Last week we spotted a variant of the ransomware that featured a few significant improvements.
The first change that meets the eye in Android/Simplocker.I is that the ransom message is now in English rather than Russian. The victim is led to believe that the device was blocked by the FBI after detecting illegal activity – child pornography and so on – typical behavior of police ransomware that we’ve seen many times before. The demanded ransom is now 300 USD (as opposed to 260 UAH / 16 EUR / 21 USD) and the victim is instructed to pay it by a MoneyPak voucher. Like other previous Android/Simplocker variants, this one also uses the scareware tactic of displaying the camera feed from the device.
From a technical perspective, the file-encrypting functionality remains virtually unchanged, apart from using a different encryption key, but this recent Simplocker variant does contain two additional tricks to make the victim’s life more miserable.
In addition to encrypting documents, images and videos on the device’s SD card, the trojan now also encrypts archive files: ZIP, 7z and RAR. This ‘upgrade’ can have very unpleasant consequences. Many Android file backup tools (which we strongly recommend, by the way) store the backups as archive files. In case the user has become infected with Android/Simplocker.I, these backups will be encrypted as well.
Secondly, the malware now asks to be installed as Device Administrator, which makes it a lot more difficult to remove. Legitimate Device Administrator applications use these extended permissions for various, mostly security-related reasons. For example, corporate Exchange administrators can enforce password policies, remotely wipe lost or stolen devices, and so on.
Android/Simplocker.I (and other Android ransomware in the past) only uses the functionality for its own protection, since the user must first revoke the application’s Device Administrator rights before uninstalling it. And that’s rather difficult to do when the ransomware is locking your screen.
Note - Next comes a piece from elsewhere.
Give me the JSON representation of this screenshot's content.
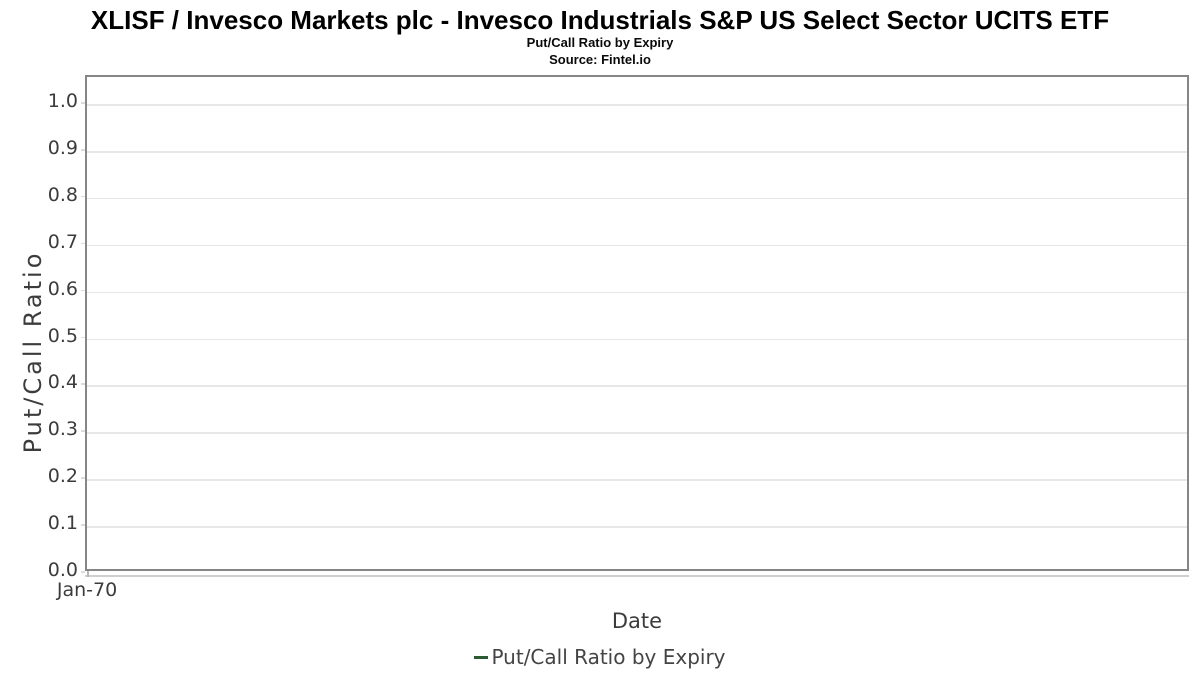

As usual, the trojan will use social engineering to trick the user into installing it – in the screenshot to the left it’s masquerading as a Flash video player.
Our Android/Simplocker detection statistics until today don’t indicate the threat to be widespread in English-speaking countries.
In case your files have been encrypted as a result of an Android/Simplocker infection, you can use the updated ESET Simplocker Decryptor to restore them. But as always, we recommend focusing on prevention ;) Also, while you should be careful when installing any application on your device, be extra careful when the installed application asks for Device Administrator rights.